We begin by considering a problem that leads to a recursively defined data structure. We have a recursively defined integer function of the form:-
f(x) = if basecond(x) then return base(x) else return g( f(a(x)), f(b(x)), f(c(x)), x)
Then the evaluation of the function for a particular value of x will be a tree-like structure, each computation of f(y) will require three sub-computations of f(a(y)), f(b(y)) and f(c(y)), which are combined to produce the result. This function could then be evaluated by using a three-way tree structure, the values of the function being stored and updated at each node of the tree, until the value at the root is computed. If we know more about the properties of the descent functions [1] a, b and c (properties known as descent conditions ), then we could exploit those properties in the evaluation of the function. We will refer to this type of function as a function with commutative recursive calls.
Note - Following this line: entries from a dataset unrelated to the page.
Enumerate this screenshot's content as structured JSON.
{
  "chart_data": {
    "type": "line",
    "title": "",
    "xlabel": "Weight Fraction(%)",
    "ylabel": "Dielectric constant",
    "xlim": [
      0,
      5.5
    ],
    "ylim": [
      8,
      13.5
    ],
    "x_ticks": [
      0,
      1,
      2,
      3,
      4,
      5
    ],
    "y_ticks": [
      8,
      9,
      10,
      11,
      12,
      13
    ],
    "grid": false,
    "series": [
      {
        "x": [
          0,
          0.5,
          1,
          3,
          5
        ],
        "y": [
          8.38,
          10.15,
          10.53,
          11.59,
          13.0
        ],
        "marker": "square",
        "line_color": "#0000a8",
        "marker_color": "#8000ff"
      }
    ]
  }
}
For example, in [1], they consider the problem where all the functions commute , ab(x) = ba(x). This can be exploited, because we can predict in advance many of the nodes in the data structure that share the same value. This can be used to avoid re-computing the values of f at these shared points. Another way of solving this problem of re-computation would be by the use of a memo-table , whereby whenever f is computed, the value is stored and can simply be looked up if it is subsequently needed. If the evaluation of the function results in a large amount of computation, it is natural to look to ways of parallelising the work. In this situation, memo-tables will be inefficient, as the table must be a global to all the processors, and lookups will require a communications overhead, plus the synchronisation problems when the table needs to be updated. In [1] they use a system of memo-lists , which store, local to each part of the function call graph, all the re-usable values. Then during the computation, these lists are passed around, with the lookup and adding of the memo-table system reduced to quicker add-head and remove-head operations on these lists. Because the lists are no longer global, this method has the potential to be parallelised to a certain extent. The method is heavily reliant on the fact that all of the descent functions commute.
If we extend the generality to the situation where not all of the functions commute (say only a and b), then we arrive with a call graph as in fig. 1.1. Regarding method [1] it would be difficult to extend this method directly to exploit the remaining redundancy in the problem. The aim will be to use a more general method of manipulating tree-like structures in parallel, that also allows the redundancy in these problems to be expressed and exploited. So first we turn to the more general problem of manipulating recursive data structures in a parallel environment.